June 2000


Shamrock (GB) Ltd, Britain's only primate importation and quarantine facility, announced on 10 March that its primate facility would be 'permanently closed in the coming weeks'. Shamrock has been the target of animal rights activists for more than two decades and the focus of a particularly intense 15 month campaign that began in November 1998.

Established in 1954, Shamrock supplied monkeys to vivisection laboratories across Europe. During its 40 year history, it traded in many species including baboons, macaques, grivet, patas and squirrel monkeys. It was Europe's largest supplier of primates for vivisection, holding up to 350 monkeys at any one time.

Until January 1993, Shamrock dealt mostly in wild caught primates. Then, public outcry generated by an undercover investigation by the BUAV, led the company and its owner, Charles River, to announce that they would stop importing wild caught animals and would deal only in those captive bred. From this point on they imported macaques from breeding centres in China, Mauritius and the Philippines, although no laws exist in these countries to prevent restocking from the wild. For up to two months the monkeys held under quarantine at Shamrock would be subjected to x-rays, weighing, injections and tests for contagious diseases, before being sold to laboratories. Customers have included Huntingdon Life Sciences, SmithKline Beecham, GlaxoWellcome, Porton Down and the Universities of Glasgow, Oxford, Manchester, London and Cambridge. Over 2,500 monkeys a year passed through Shamrocks gates and on to vivisection laboratories.

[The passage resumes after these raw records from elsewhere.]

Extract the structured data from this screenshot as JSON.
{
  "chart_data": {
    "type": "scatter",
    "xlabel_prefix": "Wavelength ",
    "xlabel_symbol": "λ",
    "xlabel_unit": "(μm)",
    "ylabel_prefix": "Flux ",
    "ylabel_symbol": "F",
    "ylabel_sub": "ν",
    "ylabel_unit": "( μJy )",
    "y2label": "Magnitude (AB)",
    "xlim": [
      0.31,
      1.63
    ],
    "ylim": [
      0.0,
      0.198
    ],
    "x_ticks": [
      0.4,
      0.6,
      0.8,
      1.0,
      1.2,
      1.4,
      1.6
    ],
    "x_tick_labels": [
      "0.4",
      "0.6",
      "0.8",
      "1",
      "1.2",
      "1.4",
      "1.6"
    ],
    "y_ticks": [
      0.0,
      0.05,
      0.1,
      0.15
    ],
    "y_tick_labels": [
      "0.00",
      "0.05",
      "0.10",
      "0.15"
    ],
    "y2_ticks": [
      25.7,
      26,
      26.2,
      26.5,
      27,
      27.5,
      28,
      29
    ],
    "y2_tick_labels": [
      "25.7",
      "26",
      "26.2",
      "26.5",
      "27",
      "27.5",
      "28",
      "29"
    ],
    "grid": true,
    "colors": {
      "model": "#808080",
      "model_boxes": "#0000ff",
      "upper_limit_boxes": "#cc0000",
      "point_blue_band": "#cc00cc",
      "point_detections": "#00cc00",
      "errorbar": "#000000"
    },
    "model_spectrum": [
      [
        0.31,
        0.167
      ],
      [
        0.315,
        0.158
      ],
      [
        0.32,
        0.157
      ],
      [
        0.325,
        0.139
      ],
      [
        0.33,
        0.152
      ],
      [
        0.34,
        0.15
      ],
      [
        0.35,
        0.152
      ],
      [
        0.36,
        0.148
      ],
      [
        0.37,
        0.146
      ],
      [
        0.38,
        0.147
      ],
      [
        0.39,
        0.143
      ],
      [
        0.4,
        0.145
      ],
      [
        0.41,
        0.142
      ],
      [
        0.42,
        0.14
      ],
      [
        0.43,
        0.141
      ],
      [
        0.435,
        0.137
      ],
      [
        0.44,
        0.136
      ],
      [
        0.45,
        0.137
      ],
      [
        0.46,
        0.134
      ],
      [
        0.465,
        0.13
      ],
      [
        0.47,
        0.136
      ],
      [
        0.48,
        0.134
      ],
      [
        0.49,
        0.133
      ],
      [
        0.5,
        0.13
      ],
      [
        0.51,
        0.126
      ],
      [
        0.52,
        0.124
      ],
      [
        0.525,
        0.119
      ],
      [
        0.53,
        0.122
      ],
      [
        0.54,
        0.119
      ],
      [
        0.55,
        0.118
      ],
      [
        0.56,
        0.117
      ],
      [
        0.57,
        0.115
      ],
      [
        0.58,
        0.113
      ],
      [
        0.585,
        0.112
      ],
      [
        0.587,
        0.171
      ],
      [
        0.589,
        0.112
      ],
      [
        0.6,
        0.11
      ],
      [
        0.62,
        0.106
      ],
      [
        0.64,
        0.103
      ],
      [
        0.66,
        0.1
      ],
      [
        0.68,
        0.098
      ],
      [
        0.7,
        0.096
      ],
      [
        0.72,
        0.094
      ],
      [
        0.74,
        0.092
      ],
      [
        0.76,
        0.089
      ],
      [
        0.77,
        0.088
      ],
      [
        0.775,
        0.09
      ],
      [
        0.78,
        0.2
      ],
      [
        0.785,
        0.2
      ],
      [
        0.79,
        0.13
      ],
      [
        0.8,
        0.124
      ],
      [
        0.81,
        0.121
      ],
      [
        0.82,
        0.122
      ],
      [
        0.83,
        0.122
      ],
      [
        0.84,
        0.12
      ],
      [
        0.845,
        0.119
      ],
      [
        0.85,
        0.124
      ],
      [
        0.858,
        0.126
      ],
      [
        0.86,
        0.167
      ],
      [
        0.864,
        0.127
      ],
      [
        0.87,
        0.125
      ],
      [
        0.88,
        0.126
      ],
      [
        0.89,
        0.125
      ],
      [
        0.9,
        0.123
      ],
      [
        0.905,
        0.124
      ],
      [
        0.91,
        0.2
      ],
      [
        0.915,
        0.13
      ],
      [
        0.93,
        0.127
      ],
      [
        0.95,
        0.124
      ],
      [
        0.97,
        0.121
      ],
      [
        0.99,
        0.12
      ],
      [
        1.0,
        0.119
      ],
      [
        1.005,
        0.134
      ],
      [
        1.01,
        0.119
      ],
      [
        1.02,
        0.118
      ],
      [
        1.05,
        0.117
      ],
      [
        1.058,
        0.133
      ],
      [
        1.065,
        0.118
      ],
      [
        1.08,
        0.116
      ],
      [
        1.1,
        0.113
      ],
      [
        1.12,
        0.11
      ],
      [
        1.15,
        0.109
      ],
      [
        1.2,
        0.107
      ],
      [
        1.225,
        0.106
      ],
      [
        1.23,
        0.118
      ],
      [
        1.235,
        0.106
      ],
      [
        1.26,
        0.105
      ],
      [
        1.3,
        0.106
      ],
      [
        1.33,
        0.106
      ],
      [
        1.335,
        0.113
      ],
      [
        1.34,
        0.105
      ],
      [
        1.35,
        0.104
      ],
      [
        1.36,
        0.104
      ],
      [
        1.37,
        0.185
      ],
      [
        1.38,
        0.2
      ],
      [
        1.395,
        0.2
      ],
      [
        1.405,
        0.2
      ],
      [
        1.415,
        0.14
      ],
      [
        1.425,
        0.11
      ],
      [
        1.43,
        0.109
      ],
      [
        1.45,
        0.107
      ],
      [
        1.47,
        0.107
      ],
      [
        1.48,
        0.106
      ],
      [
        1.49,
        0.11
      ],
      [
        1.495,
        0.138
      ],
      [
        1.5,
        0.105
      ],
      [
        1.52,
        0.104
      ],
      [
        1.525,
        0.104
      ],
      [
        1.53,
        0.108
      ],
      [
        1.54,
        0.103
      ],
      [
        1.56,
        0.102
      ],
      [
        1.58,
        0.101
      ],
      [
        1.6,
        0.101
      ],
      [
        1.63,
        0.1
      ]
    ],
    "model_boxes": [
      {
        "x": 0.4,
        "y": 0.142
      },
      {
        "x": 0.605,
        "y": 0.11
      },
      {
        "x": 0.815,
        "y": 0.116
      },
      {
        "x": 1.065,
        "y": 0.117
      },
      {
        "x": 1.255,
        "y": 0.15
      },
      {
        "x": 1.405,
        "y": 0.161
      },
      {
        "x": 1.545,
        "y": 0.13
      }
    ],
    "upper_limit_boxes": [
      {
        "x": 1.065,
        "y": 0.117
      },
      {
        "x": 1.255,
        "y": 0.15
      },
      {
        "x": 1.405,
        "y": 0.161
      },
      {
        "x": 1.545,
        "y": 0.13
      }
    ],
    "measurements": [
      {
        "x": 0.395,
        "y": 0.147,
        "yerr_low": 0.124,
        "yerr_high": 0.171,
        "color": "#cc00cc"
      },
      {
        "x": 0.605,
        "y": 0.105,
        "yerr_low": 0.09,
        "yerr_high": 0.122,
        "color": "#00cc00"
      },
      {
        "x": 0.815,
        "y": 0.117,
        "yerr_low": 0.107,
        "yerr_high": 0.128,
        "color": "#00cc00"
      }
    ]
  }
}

Shamrock's closure will have a dramatic effect on the number of macaques used in vivisection in Britain. Although some labs import directly from the country of origin and quarantine on site, many facilities simply do not have the space or resources to do so. Most of the 2,467 macaques used in British laboratories in 1998 came through Shamrock. As the number of monkeys used in research has declined for many years, most labs will be reluctant to spend research money on constructing primate quarantine facilities. The demise of Shamrock does not mark the end of the vivisection industry, but it is another chip in its weak foundation. We must use this victory to fuel the fight for the total abolition of vivisection, knowing we are one step closer.

Tony Vernelli of Save the Shamrock Monkeys campaign.